Esta é a Cidade
Esta é a Cidade, e é bela.
Pela ocular da janela
foco o sémen da rua.
Um formigueiro se agita,
se esgueira, freme, crepita,
ziguezagueia e flutua.
Freme como a sede bebe
numa avidez de garganta,
como um cavalo se espanta
ou como um ventre concebe.
Treme e freme, freme e treme,
friorento voo de libélula
sobre o charco imundo e estreme.
Barco de incógnito leme
cada homem, cada célula.
É como um tecido orgânico
que não seca nem coagula,
que a si mesmo se estimula
e vai, num medido pânico.
Aperfeiçoo a focagem.
Olho imagem por imagem
numa comoção crescente.
Enchem-se-me os olhos de água.
Tanto sonho! Tanta mágoa!
Tanta coisa! Tanta gente!
São automóveis, lambretas,
motos, vespas, bicicletas,
carros, carrinhos, carretas,
e gente, sempre mais gente,
gente, gente, gente, gente,
num tumulto permanente
que não cansa nem descansa,
um rio que no mar se lança
em caudalosa corrente.
Tanto sonho! Tanta esperança!
Tanta mágoa! Tanta gente!
António Gedeão (1906–1997)
Rua de Santa Catarina, Porto (Foto: Gunawan Widjaja)
Comentários: 3
A Rua de Santa Catarina é maravilhosa. Já há muito que não vou ao Porto e tenho algumas saudades dessa baixa portista e de ir ao Majestic comer uma torrada e um galão bem quentinho !!!

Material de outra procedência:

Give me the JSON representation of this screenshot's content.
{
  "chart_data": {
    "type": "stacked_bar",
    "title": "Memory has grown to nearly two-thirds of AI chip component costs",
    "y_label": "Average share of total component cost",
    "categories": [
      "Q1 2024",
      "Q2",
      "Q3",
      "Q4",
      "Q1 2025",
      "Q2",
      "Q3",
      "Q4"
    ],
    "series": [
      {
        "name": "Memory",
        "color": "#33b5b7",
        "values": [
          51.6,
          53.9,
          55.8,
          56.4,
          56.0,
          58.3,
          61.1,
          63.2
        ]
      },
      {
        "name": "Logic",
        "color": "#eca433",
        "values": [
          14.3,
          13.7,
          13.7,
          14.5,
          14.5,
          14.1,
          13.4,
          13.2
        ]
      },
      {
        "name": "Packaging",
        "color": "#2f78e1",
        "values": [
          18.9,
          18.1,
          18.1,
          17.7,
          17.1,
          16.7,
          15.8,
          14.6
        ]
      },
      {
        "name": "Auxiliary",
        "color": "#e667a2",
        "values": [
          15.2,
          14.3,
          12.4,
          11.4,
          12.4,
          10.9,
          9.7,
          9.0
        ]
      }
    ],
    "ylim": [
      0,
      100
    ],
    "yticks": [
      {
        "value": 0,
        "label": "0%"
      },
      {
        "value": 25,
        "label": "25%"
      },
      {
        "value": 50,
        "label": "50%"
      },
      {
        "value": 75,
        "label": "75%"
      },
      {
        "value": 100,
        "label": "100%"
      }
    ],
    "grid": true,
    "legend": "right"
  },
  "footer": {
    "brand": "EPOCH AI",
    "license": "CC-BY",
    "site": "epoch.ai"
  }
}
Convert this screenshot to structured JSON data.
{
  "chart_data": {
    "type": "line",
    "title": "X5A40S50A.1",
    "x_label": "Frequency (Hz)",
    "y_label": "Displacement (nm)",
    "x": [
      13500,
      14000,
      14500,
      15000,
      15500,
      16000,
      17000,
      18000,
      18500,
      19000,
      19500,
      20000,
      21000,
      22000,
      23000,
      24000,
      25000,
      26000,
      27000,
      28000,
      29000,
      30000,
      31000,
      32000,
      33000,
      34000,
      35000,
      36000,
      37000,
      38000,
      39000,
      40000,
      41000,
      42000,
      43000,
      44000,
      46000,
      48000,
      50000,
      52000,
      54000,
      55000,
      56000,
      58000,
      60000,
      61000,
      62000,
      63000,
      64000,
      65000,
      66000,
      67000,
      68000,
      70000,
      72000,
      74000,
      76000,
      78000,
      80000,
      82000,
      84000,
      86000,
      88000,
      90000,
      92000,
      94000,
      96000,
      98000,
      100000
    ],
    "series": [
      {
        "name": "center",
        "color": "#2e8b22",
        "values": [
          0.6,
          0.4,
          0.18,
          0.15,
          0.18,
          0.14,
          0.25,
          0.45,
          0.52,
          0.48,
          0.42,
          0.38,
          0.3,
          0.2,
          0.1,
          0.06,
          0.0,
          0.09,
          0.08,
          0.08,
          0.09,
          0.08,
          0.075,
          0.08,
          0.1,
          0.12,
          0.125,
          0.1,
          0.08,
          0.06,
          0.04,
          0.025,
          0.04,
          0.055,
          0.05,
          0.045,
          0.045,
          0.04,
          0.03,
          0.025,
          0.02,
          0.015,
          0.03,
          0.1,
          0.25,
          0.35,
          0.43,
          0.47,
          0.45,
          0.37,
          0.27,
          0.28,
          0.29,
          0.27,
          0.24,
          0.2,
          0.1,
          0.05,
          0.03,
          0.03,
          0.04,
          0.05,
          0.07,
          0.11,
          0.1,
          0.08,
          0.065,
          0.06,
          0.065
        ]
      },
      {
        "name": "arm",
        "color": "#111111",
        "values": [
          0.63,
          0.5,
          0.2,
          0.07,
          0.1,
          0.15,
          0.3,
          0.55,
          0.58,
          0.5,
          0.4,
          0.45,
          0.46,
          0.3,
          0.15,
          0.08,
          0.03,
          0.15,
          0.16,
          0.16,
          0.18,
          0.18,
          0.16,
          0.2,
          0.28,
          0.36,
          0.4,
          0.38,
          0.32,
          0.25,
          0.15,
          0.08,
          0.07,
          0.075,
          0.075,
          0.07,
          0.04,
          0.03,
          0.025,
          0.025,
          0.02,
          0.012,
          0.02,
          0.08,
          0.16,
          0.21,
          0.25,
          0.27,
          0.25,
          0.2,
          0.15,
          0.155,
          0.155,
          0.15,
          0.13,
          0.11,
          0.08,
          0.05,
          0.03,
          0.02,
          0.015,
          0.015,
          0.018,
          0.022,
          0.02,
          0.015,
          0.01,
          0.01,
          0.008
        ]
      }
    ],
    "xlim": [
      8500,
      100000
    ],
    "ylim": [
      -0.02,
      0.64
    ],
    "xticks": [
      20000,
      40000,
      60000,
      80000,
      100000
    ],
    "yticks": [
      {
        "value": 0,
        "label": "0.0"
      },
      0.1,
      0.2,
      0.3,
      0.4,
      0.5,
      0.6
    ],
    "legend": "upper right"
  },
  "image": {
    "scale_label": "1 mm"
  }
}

De António Gedeão o melhor. É mais um dos Grandes Poetas Portugueses !
Amigo Ricardo Santos,
É evidente que a cidade glosada neste poema por António Gedeão é Lisboa. Ele era de Lisboa, vivia em Lisboa e quando escreveu as palavras «esta cidade», era a Lisboa que se referia. Mas a verdade é que ele não nomeou a cidade e o poema pode ser aplicado a qualquer cidade do mundo. Por isso, resolvi ilustrá-lo com uma fotografia da mais emblemática rua de comércio tradicional desta cidade do Porto, que é a Rua de Santa Catarina.
Eu podia ter escolhido uma foto da lindíssima Rua das Flores (a do Porto), mas não o fiz porque a Rua das Flores foi, na minha opinião pessoal, invadida em excesso pelo turismo. O pouco comércio tradicional que ainda existia na Rua das Flores foi varrido pela vaga turística, como foi o caso de um conceituadíssimo alfarrabista que nesta rua existia e que teve que fechar as portas para dar lugar a um bar ou a um restaurante qualquer. Assim, não.
Eu confesso que nunca fui cliente habitual do Café Majestic. É muito raro lá entrar. Mas reconheço que é um maravilhoso estabelecimento evocativo da Belle Époque, onde apetece ficar a conversar com os amigos enquanto se bebe um aromático café.